Archer is almost 15 months. Now that we've passed through the magical 12-month "finish line" of what I find to be the most difficult period, time feels like it's flying by. He finally decided he would like to start walking at 14 months and hasn't looked back. He conquered the stairs awhile back and I'm pretty comfortable letting him have some freedom to explore the house.
He is both impossible and effortless to entertain. He is perfectly happy to merrily follow me around, undoing whatever task it is I'm attempting to accomplish. He loves to "help" but mostly creates three times the mess I am able to tidy up in the same amount of time. His attention span is virtually non-existent, so trying to get him to play with something and stay out of my hair is completely futile. In a lot of ways I don't really know what to do with him. We started the library storytime which he loved, and I loved, and I'm attempting to leave him for periods of time in the gym daycare.
Funny story about that gym daycare. I had a gym membership to Fancy Gym when Brighton was...oh, right about 15 months. I looooooooved everything about Fancy Gym except for one small detail. They had a policy that if they couldn't soothe your screaming beast within 10 minutes they would call you to collect said beast. I don't think I finished a single workout ever. I just quit the gym, fearing I'd never have any time to myself again. Fast forward four years and somehow I think it'll be different. The first day went ok but it's been downhill since then. I have much more staying power now and I know that this is a particularly difficult age for separation, so we will persevere. Homeboy LOVES his mama.
He loves nothing in the world as much as he loves being outside. He stands at the door begging to go out. At this point he has almost no words yet so his method of indicating desire tends to be pointing and grunting/shrieking/yelling. He needs nothing to entertain himself outside, just dirt, rocks, sticks and endless space to roam. I love that about it and yet, selfishly, I find it frankly sort of mind-numbing to follow him around making sure he doesn't find piles of dog poop we've missed in our clean up.

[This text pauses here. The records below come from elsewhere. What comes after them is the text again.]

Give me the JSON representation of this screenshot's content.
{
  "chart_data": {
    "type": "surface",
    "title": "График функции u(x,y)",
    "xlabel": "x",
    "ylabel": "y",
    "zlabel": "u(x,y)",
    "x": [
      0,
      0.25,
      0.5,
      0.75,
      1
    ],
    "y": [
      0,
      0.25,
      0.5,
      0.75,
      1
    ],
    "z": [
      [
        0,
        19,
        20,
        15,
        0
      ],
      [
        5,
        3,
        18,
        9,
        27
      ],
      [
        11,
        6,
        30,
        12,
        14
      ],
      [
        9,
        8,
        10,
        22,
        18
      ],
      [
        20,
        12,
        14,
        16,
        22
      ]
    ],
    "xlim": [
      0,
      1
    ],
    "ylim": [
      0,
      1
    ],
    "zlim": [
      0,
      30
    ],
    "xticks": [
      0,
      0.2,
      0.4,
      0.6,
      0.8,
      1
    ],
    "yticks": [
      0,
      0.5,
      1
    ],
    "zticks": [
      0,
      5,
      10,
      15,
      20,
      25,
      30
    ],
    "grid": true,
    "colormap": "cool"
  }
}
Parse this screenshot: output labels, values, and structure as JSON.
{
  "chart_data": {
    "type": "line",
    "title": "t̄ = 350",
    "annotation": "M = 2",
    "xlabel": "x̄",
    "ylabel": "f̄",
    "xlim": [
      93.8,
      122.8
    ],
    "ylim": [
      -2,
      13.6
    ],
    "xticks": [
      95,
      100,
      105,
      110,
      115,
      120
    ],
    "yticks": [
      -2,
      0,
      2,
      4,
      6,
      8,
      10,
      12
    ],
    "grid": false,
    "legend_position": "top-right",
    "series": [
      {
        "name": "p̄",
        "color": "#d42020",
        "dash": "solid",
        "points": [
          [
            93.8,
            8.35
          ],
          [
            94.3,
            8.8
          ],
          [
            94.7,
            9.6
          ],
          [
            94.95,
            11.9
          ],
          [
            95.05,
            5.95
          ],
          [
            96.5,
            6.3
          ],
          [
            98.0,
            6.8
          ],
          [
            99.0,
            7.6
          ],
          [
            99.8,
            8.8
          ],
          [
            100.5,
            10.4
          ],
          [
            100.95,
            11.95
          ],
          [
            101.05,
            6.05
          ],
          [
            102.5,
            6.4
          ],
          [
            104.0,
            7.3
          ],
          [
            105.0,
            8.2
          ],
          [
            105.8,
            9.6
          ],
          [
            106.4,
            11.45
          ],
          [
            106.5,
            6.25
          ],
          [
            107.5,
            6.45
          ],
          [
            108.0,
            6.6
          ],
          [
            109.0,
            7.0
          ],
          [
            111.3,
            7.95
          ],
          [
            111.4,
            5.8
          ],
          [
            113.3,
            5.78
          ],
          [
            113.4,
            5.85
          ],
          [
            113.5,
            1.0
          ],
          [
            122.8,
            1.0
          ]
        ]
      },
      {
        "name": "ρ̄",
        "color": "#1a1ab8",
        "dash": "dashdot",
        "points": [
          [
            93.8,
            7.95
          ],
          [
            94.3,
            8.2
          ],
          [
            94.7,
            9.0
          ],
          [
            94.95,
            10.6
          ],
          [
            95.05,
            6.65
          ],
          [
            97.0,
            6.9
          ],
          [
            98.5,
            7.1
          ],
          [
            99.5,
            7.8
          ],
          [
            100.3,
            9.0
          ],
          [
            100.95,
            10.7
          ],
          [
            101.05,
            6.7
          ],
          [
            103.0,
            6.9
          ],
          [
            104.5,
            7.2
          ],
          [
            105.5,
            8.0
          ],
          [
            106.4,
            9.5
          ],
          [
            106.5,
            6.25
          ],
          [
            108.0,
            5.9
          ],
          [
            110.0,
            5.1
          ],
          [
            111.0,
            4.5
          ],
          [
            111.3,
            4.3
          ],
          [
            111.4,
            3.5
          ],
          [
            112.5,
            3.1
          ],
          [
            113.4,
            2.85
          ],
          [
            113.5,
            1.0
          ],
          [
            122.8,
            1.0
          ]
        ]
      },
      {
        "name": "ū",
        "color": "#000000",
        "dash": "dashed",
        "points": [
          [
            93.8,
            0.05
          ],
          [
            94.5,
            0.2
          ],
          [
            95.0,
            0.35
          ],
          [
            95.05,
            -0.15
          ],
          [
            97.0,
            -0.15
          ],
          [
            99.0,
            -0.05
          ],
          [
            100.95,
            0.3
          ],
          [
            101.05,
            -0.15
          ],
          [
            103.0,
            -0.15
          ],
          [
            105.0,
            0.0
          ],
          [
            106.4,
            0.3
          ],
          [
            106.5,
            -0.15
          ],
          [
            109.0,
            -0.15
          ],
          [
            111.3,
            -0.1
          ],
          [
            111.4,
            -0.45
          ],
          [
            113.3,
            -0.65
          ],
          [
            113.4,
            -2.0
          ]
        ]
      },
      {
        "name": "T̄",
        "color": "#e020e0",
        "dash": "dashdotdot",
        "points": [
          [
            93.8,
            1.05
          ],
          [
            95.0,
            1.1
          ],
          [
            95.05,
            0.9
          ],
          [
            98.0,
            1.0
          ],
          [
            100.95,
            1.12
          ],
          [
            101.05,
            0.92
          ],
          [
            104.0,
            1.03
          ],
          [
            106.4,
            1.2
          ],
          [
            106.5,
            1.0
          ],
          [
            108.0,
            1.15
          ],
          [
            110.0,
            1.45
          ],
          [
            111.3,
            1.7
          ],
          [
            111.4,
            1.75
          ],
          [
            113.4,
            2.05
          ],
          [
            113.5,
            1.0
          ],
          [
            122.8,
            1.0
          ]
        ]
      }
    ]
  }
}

He's a very adventurous eater for now, although this is not my first rodeo and I fully expect by age two he will be down to three or four foods he will accept. He requests, nay DEMANDS, he try everything I might be eating in front of him. The latest favorite is hummus, which he both eats and spreads liberally over his body like some sort of skin care regimen. Who doesn't love a baby that smells like garlic?
He firmly believes he is entitled to participate in any and all activities the big kids are engaged in and LOUDLY expresses his displeasure if he is disinvited. Trying to do homework with Pacey and Brighton while he is around is an exercise in patience to say the least. He is energetic, adventurous and generally, incredibly cheerful and good-natured.
I love him. I adore him. I kiss him one million times a day and then I throw him in bed at 6:30 pm because he has worn me out. He is the absolute perfect finish to our family.
1 comment:
See, you are a better person then I am. I LOVE the newborn stage all the way through the toddler stage! But 12 months - 2.5? Nope. I'd give them to someone else to raise if I could during that time.
Good luck and enjoy every minute- we both know how fast it goes by!